Global live seafood trade is barely regulated even though it could be a significant conservation threat. New research shows that “fresh” shellfish sold in markets are still alive enough to feed—and so presumably to spawn. This suggests that the seafood trade could spread invasive nonnative marine species around the world.
It wouldn’t take much. “Introduced species can spread throughout entire ecosystems and across biogeographical regions from a few individuals released at single sites,” say John Chapman and Todd Miller of Oregon State University’s Hatfield Marine Science Center in Newport, and Eugene Coan of the California Academy of Sciences in San Francisco in the October 2003 issue of Conservation Biology.

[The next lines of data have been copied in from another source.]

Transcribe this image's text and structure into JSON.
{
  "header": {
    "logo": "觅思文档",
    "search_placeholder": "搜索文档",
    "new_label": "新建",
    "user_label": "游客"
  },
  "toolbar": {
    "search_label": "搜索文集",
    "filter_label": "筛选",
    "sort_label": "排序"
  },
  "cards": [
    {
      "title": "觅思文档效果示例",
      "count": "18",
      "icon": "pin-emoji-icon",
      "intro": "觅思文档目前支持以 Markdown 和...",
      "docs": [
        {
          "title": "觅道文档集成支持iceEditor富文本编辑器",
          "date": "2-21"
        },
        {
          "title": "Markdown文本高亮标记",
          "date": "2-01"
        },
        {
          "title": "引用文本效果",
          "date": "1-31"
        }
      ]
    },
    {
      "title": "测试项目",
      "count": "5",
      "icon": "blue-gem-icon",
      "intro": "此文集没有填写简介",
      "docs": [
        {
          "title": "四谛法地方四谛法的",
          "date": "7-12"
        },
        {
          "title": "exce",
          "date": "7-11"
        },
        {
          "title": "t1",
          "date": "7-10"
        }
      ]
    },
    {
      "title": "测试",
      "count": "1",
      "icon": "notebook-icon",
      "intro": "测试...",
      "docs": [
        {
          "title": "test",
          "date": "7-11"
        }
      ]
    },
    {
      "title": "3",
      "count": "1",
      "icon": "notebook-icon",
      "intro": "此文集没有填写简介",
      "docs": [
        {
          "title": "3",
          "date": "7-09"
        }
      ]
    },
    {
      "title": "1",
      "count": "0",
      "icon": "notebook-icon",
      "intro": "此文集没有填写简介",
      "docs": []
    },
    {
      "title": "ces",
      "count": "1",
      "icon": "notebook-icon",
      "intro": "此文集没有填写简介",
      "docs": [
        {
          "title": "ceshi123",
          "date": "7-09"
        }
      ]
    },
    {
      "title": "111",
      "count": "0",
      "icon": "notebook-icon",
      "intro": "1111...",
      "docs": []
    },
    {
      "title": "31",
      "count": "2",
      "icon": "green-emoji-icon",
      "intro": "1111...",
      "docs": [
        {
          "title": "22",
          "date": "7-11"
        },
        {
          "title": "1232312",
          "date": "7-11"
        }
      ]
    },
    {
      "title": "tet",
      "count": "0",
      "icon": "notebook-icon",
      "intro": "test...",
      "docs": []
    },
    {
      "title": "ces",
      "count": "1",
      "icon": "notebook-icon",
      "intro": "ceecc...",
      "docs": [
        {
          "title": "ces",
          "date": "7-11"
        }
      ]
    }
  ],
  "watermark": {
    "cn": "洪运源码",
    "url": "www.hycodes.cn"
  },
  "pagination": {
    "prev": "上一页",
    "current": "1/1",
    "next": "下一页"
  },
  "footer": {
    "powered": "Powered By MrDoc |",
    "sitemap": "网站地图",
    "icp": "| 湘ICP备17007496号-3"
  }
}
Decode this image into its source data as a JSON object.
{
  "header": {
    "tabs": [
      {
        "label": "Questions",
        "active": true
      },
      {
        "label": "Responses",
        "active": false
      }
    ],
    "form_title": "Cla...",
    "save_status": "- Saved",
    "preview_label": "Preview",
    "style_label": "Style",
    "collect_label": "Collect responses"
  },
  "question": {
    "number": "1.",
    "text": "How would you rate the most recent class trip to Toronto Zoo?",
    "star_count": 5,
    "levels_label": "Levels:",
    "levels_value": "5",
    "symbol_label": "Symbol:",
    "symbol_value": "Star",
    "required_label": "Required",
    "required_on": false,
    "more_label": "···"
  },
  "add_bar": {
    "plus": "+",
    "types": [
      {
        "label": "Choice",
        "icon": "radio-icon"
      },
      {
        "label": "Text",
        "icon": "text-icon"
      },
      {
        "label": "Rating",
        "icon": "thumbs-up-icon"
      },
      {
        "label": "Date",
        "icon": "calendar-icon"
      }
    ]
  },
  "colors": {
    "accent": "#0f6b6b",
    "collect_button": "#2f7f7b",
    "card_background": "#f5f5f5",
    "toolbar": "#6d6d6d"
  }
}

While some of the nonnative species sold in Pacific Northwest markets are already established or cultured in local waters, many are not. “Their unplanned, unsanctioned introductions should be controlled or avoided,” say the researchers. The live seafood trade is already implicated in a number of devastating introductions of nonnative marine species, including green crabs and Chinese mitten crabs into northeast Pacific waters.
Chapman and his colleagues focused on trade in clams, mussels, and oysters. These bivalves can survive out of water for more than two weeks when refrigerated and are usually mature when sold. This means that “fresh” bivalves sold at markets might be able to spawn if returned to marine waters.
To test whether the live seafood trade could indeed spread nonnative bivalves, the researchers assessed whether three nonnative species sold in Pacific Northwest markets were still alive enough to feed a day after being returned to seawater. Spawning can be triggered by eating, stress, or sudden temperature changes. Two of the species, Manila clams (Tapes philip-pinarum) and Pacific oysters (Crassostrea gigas), are already established in Pacific Northwest waters but one, the ocean quahog (Arctica islandica) is not.
The researchers found that nearly as many ocean quahogs survived in the short-term as the two species already established in Pacific Northwest waters (89 percent vs. 90 percent and 100 percent, for ocean quahogs, Manila clams, and Pacific oysters, respectively). “If released, [ocean quahogs] could potentially spawn and become a threat somewhere in the northeast Pacific Ocean,” caution Chapman and his colleagues.
Without regulation, the trade will almost certainly lead to even more species invasions.
—Robin Meadows
Chapman, J.W., T.W. Miller, and E.V. Coan. 2003. Live seafood species as recipes for invasion. Conservation Biology 17(5):1386-1395.